That looks absolutely spot on! Well pleased with my choice now.


----------



## ali_2006TT (Jan 5, 2006)

did you have to request the 3.2 badge?


----------



## exodont (Sep 10, 2006)

It really looks the business... plus gorgeous wheels 8)


----------



## funky_chilli (Sep 14, 2006)

ali_2006TT said:


> did you have to request the 3.2 badge?


doesn't it come with the car???

great looking car mate, tres jealous


----------



## ali_2006TT (Jan 5, 2006)

funky_chilli said:


> ali_2006TT said:
> 
> 
> > did you have to request the 3.2 badge?
> ...


NO... hence my question


----------



## RAVEN TTR (Oct 21, 2004)

Now now children....at least you can see the pictures...lol i still cant


----------



## Gav150ttr (Sep 11, 2003)

Mysterio said:


> LOL!!
> 
> Upload in progress....NOW!


thats look the great! can't wait even more now to get mine!


----------



## Dotti (Mar 9, 2003)

Looks absolutely stunning Mysterio 8) . You must be very proud   .


----------



## Pete225 (Feb 9, 2004)

Those wheels look great. I am glad I went for them.

Enjoy!


----------



## funky_chilli (Sep 14, 2006)

ali_2006TT said:


> funky_chilli said:
> 
> 
> > ali_2006TT said:
> ...


didn't know that, that's kinda cheap not to give the badge ain't it audi? :?


----------



## ChinsVXR (Apr 14, 2006)

Looks lovely - better get on and order up my 2.0T badge with a red T 8)


----------



## Rebel (Feb 12, 2005)

Wheels look fabulous, much much better than the standard 10-spoke
Black look also nice, but a lot of details seems to dissapair with black.

Enjoy your car !!


----------



## ali_2006TT (Jan 5, 2006)

RAVEN TTR said:


> Now now children....at least you can see the pictures...lol i still cant


I didn't mean to sound harsh...its just Audi must really have had to struggle to keep the weight down!


----------



## mrmyagi (Aug 1, 2006)

cant beleive that people are still saying the black doesnt look great on the mk2.....its looks beautiful!

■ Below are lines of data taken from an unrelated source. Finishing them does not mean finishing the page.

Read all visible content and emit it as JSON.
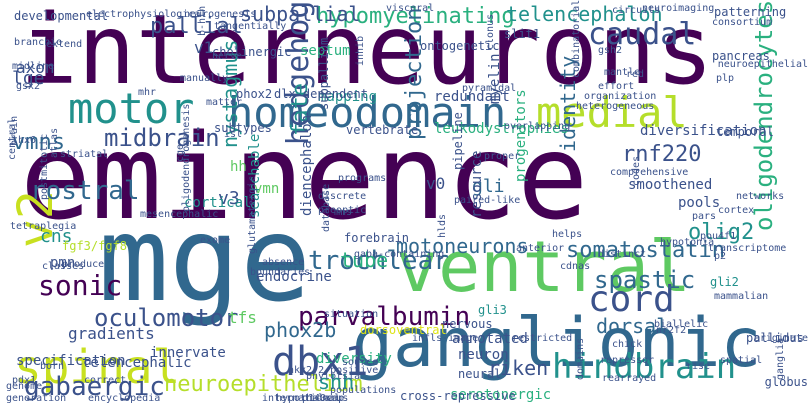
{
  "palette": {
    "background": "#ffffff",
    "dark_purple": "#440154",
    "indigo": "#3b528b",
    "blue": "#31688e",
    "teal": "#21918c",
    "green_teal": "#2ab07f",
    "green": "#5ec962",
    "lime": "#b5de2b",
    "yellow": "#dde318"
  },
  "words": [
    {
      "text": "interneurons",
      "color": "#440154"
    },
    {
      "text": "eminence",
      "color": "#440154"
    },
    {
      "text": "mge",
      "color": "#31688e"
    },
    {
      "text": "ventral",
      "color": "#5ec962"
    },
    {
      "text": "ganglionic",
      "color": "#31688e"
    },
    {
      "text": "homeodomain",
      "color": "#31688e"
    },
    {
      "text": "medial",
      "color": "#b5de2b"
    },
    {
      "text": "motor",
      "color": "#21918c"
    },
    {
      "text": "spinal",
      "color": "#c8e020"
    },
    {
      "text": "v2",
      "color": "#c8e020"
    },
    {
      "text": "hindbrain",
      "color": "#21918c"
    },
    {
      "text": "dbx1",
      "color": "#3b528b"
    },
    {
      "text": "parvalbumin",
      "color": "#440154"
    },
    {
      "text": "cord",
      "color": "#3b528b"
    },
    {
      "text": "caudal",
      "color": "#3b528b"
    },
    {
      "text": "hypomyelinating",
      "color": "#2ab07f"
    },
    {
      "text": "subpallial",
      "color": "#3b528b"
    },
    {
      "text": "pallial",
      "color": "#3b528b"
    },
    {
      "text": "telencephalon",
      "color": "#21918c"
    },
    {
      "text": "midbrain",
      "color": "#3b528b"
    },
    {
      "text": "hedgehog",
      "color": "#3b528b"
    },
    {
      "text": "fate",
      "color": "#21918c"
    },
    {
      "text": "nystagmus",
      "color": "#21918c"
    },
    {
      "text": "rostral",
      "color": "#31688e"
    },
    {
      "text": "trochlear",
      "color": "#31688e"
    },
    {
      "text": "oculomotor",
      "color": "#3b528b"
    },
    {
      "text": "sonic",
      "color": "#440154"
    },
    {
      "text": "gabaergic",
      "color": "#3b528b"
    },
    {
      "text": "phox2b",
      "color": "#31688e"
    },
    {
      "text": "neuroepithelium",
      "color": "#b5de2b"
    },
    {
      "text": "shh",
      "color": "#21918c"
    },
    {
      "text": "riken",
      "color": "#3b528b"
    },
    {
      "text": "dorsal",
      "color": "#31688e"
    },
    {
      "text": "spastic",
      "color": "#31688e"
    },
    {
      "text": "olig2",
      "color": "#21918c"
    },
    {
      "text": "oligodendrocytes",
      "color": "#2ab07f"
    },
    {
      "text": "rnf220",
      "color": "#3b528b"
    },
    {
      "text": "identity",
      "color": "#31688e"
    },
    {
      "text": "projection",
      "color": "#31688e"
    },
    {
      "text": "motoneurons",
      "color": "#31688e"
    },
    {
      "text": "somatostatin",
      "color": "#31688e"
    },
    {
      "text": "tube",
      "color": "#2ab07f"
    },
    {
      "text": "vmns",
      "color": "#31688e"
    },
    {
      "text": "cns",
      "color": "#21918c"
    },
    {
      "text": "lge",
      "color": "#3b528b"
    },
    {
      "text": "v3",
      "color": "#3b528b"
    },
    {
      "text": "v1",
      "color": "#3b528b"
    },
    {
      "text": "v0",
      "color": "#3b528b"
    },
    {
      "text": "pmn",
      "color": "#3b528b"
    },
    {
      "text": "axon",
      "color": "#3b528b"
    },
    {
      "text": "tfs",
      "color": "#5ec962"
    },
    {
      "text": "hh",
      "color": "#5ec962"
    },
    {
      "text": "vmn",
      "color": "#5ec962"
    },
    {
      "text": "gli",
      "color": "#31688e"
    },
    {
      "text": "gli3",
      "color": "#21918c"
    },
    {
      "text": "gli2",
      "color": "#21918c"
    },
    {
      "text": "neuron",
      "color": "#3b528b"
    },
    {
      "text": "neural",
      "color": "#3b528b"
    },
    {
      "text": "nervous",
      "color": "#3b528b"
    },
    {
      "text": "diversity",
      "color": "#2ab07f"
    },
    {
      "text": "diencephalon",
      "color": "#3b528b"
    },
    {
      "text": "forebrain",
      "color": "#3b528b"
    },
    {
      "text": "cortical",
      "color": "#21918c"
    },
    {
      "text": "subtypes",
      "color": "#3b528b"
    },
    {
      "text": "vertebrate",
      "color": "#3b528b"
    },
    {
      "text": "mapping",
      "color": "#21918c"
    },
    {
      "text": "redundant",
      "color": "#3b528b"
    },
    {
      "text": "leukodystrophies",
      "color": "#2ab07f"
    },
    {
      "text": "diversification",
      "color": "#3b528b"
    },
    {
      "text": "smoothened",
      "color": "#3b528b"
    },
    {
      "text": "pools",
      "color": "#3b528b"
    },
    {
      "text": "progenitors",
      "color": "#2ab07f"
    },
    {
      "text": "resource",
      "color": "#3b528b"
    },
    {
      "text": "pipeline",
      "color": "#3b528b"
    },
    {
      "text": "gradients",
      "color": "#3b528b"
    },
    {
      "text": "specification",
      "color": "#3b528b"
    },
    {
      "text": "telencephalic",
      "color": "#3b528b"
    },
    {
      "text": "innervate",
      "color": "#3b528b"
    },
    {
      "text": "searchable",
      "color": "#21918c"
    },
    {
      "text": "fgf3/fgf8",
      "color": "#b5de2b"
    },
    {
      "text": "serotonergic",
      "color": "#2ab07f"
    },
    {
      "text": "annotated",
      "color": "#3b528b"
    },
    {
      "text": "dorsoventral",
      "color": "#dde318"
    },
    {
      "text": "endocrine",
      "color": "#3b528b"
    },
    {
      "text": "septum",
      "color": "#2ab07f"
    },
    {
      "text": "subpallium",
      "color": "#3b528b"
    },
    {
      "text": "phox2",
      "color": "#3b528b"
    },
    {
      "text": "slit1",
      "color": "#3b528b"
    },
    {
      "text": "myelin",
      "color": "#3b528b"
    },
    {
      "text": "patterning",
      "color": "#3b528b"
    },
    {
      "text": "pancreas",
      "color": "#3b528b"
    },
    {
      "text": "temporal",
      "color": "#3b528b"
    },
    {
      "text": "globus",
      "color": "#3b528b"
    },
    {
      "text": "pallidus",
      "color": "#3b528b"
    },
    {
      "text": "cholinergic",
      "color": "#3b528b"
    },
    {
      "text": "ontogenetic",
      "color": "#3b528b"
    },
    {
      "text": "dlx-dependent",
      "color": "#3b528b"
    },
    {
      "text": "pyramidal",
      "color": "#3b528b"
    },
    {
      "text": "overlapping",
      "color": "#3b528b"
    },
    {
      "text": "cross-repressive",
      "color": "#3b528b"
    },
    {
      "text": "postmitotic",
      "color": "#3b528b"
    },
    {
      "text": "developmental",
      "color": "#3b528b"
    },
    {
      "text": "electrophysiological",
      "color": "#3b528b"
    },
    {
      "text": "neurogenesis",
      "color": "#3b528b"
    },
    {
      "text": "tangentially",
      "color": "#3b528b"
    },
    {
      "text": "visceral",
      "color": "#3b528b"
    },
    {
      "text": "circuits",
      "color": "#3b528b"
    },
    {
      "text": "consortium",
      "color": "#3b528b"
    },
    {
      "text": "comprehensive",
      "color": "#3b528b"
    },
    {
      "text": "programs",
      "color": "#3b528b"
    },
    {
      "text": "proper",
      "color": "#3b528b"
    },
    {
      "text": "discrete",
      "color": "#3b528b"
    },
    {
      "text": "preoptic",
      "color": "#3b528b"
    },
    {
      "text": "paired-like",
      "color": "#3b528b"
    },
    {
      "text": "restricted",
      "color": "#3b528b"
    },
    {
      "text": "repressor",
      "color": "#3b528b"
    },
    {
      "text": "rearrayed",
      "color": "#3b528b"
    },
    {
      "text": "cdnas",
      "color": "#3b528b"
    },
    {
      "text": "biallelic",
      "color": "#3b528b"
    },
    {
      "text": "chick",
      "color": "#3b528b"
    },
    {
      "text": "rise",
      "color": "#3b528b"
    },
    {
      "text": "originate",
      "color": "#3b528b"
    },
    {
      "text": "ganglia",
      "color": "#3b528b"
    },
    {
      "text": "spatial",
      "color": "#3b528b"
    },
    {
      "text": "networks",
      "color": "#3b528b"
    },
    {
      "text": "cortex",
      "color": "#3b528b"
    },
    {
      "text": "pars",
      "color": "#3b528b"
    },
    {
      "text": "hypotonia",
      "color": "#3b528b"
    },
    {
      "text": "pou4f1",
      "color": "#3b528b"
    },
    {
      "text": "p2",
      "color": "#3b528b"
    },
    {
      "text": "transcriptome",
      "color": "#3b528b"
    },
    {
      "text": "mammalian",
      "color": "#3b528b"
    },
    {
      "text": "plp",
      "color": "#3b528b"
    },
    {
      "text": "gsh2",
      "color": "#3b528b"
    },
    {
      "text": "effort",
      "color": "#3b528b"
    },
    {
      "text": "combinatorial",
      "color": "#3b528b"
    },
    {
      "text": "neuroepithelial",
      "color": "#3b528b"
    },
    {
      "text": "organization",
      "color": "#3b528b"
    },
    {
      "text": "neuroimaging",
      "color": "#3b528b"
    },
    {
      "text": "mantle",
      "color": "#3b528b"
    },
    {
      "text": "red",
      "color": "#3b528b"
    },
    {
      "text": "helps",
      "color": "#3b528b"
    },
    {
      "text": "anterior",
      "color": "#3b528b"
    },
    {
      "text": "domains",
      "color": "#3b528b"
    },
    {
      "text": "nr2f2",
      "color": "#3b528b"
    },
    {
      "text": "hypothalamus",
      "color": "#3b528b"
    },
    {
      "text": "p140cap",
      "color": "#3b528b"
    },
    {
      "text": "populations",
      "color": "#3b528b"
    },
    {
      "text": "phylotsia",
      "color": "#3b528b"
    },
    {
      "text": "source",
      "color": "#3b528b"
    },
    {
      "text": "correct",
      "color": "#3b528b"
    },
    {
      "text": "encyclopedia",
      "color": "#3b528b"
    },
    {
      "text": "generation",
      "color": "#3b528b"
    },
    {
      "text": "genome",
      "color": "#3b528b"
    },
    {
      "text": "pdx1",
      "color": "#3b528b"
    },
    {
      "text": "international",
      "color": "#3b528b"
    },
    {
      "text": "born",
      "color": "#3b528b"
    },
    {
      "text": "produce",
      "color": "#3b528b"
    },
    {
      "text": "classes",
      "color": "#3b528b"
    },
    {
      "text": "tetraplegia",
      "color": "#3b528b"
    },
    {
      "text": "lhx6",
      "color": "#3b528b"
    },
    {
      "text": "brain",
      "color": "#3b528b"
    },
    {
      "text": "central",
      "color": "#3b528b"
    },
    {
      "text": "atlas",
      "color": "#3b528b"
    },
    {
      "text": "striatal",
      "color": "#3b528b"
    },
    {
      "text": "cge",
      "color": "#3b528b"
    },
    {
      "text": "mesencephalic",
      "color": "#3b528b"
    },
    {
      "text": "glutamatergic",
      "color": "#3b528b"
    },
    {
      "text": "exome",
      "color": "#3b528b"
    },
    {
      "text": "oligodendrogenesis",
      "color": "#3b528b"
    },
    {
      "text": "absence",
      "color": "#3b528b"
    },
    {
      "text": "boundaries",
      "color": "#3b528b"
    },
    {
      "text": "nkx2.2-positive",
      "color": "#3b528b"
    },
    {
      "text": "situation",
      "color": "#3b528b"
    },
    {
      "text": "infls-image",
      "color": "#3b528b"
    },
    {
      "text": "gaba-containing",
      "color": "#3b528b"
    },
    {
      "text": "hlds",
      "color": "#3b528b"
    },
    {
      "text": "distinct",
      "color": "#3b528b"
    },
    {
      "text": "codes",
      "color": "#3b528b"
    },
    {
      "text": "branchio",
      "color": "#3b528b"
    },
    {
      "text": "extend",
      "color": "#3b528b"
    },
    {
      "text": "gsx2",
      "color": "#3b528b"
    },
    {
      "text": "midline",
      "color": "#3b528b"
    },
    {
      "text": "mhr",
      "color": "#3b528b"
    },
    {
      "text": "manually",
      "color": "#3b528b"
    },
    {
      "text": "matter",
      "color": "#3b528b"
    },
    {
      "text": "isl",
      "color": "#3b528b"
    },
    {
      "text": "nerve",
      "color": "#3b528b"
    },
    {
      "text": "b-hlh",
      "color": "#3b528b"
    },
    {
      "text": "inhib",
      "color": "#3b528b"
    },
    {
      "text": "heterogeneous",
      "color": "#3b528b"
    },
    {
      "text": "clonus",
      "color": "#3b528b"
    },
    {
      "text": "database",
      "color": "#3b528b"
    },
    {
      "text": "mns",
      "color": "#3b528b"
    }
  ]
}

I cant quite see the "bicolour" nature of those wheels, but they look great all the same.

Same colour and wheel combo I have gone for and i think its gorgeous!

Just hoping that my delivery date is somewhere around mid oct (build week 39), cos I dont think I can wait much longer than that without actually bursting!


----------



## jam225 (Jun 24, 2003)

Stunning car Mysterio 8)

Only another 14 weeks to go before my "phantom menace" arrives


----------



## Leg (Jan 11, 2006)

No photos mysterio, chucking it down here and I guess same there, my fault, I washed it.


----------



## sandhua1978 (Sep 11, 2006)

Nice Mate! Looks great with wheels, was thinking about getting some bi-coloured alloys and that has helped make my mind up!

Though admitedly am very jealous that i still have 3 weeks to wait!


----------



## Jae (May 6, 2002)

Mysterio, NICE NICE NICE....

But, reduce the size of the picture in your sig!!!

Jae


----------



## sandhua1978 (Sep 11, 2006)

Mysterio,

Just drooling over your photos and noticed that it looked like the tyres on yours are continentals??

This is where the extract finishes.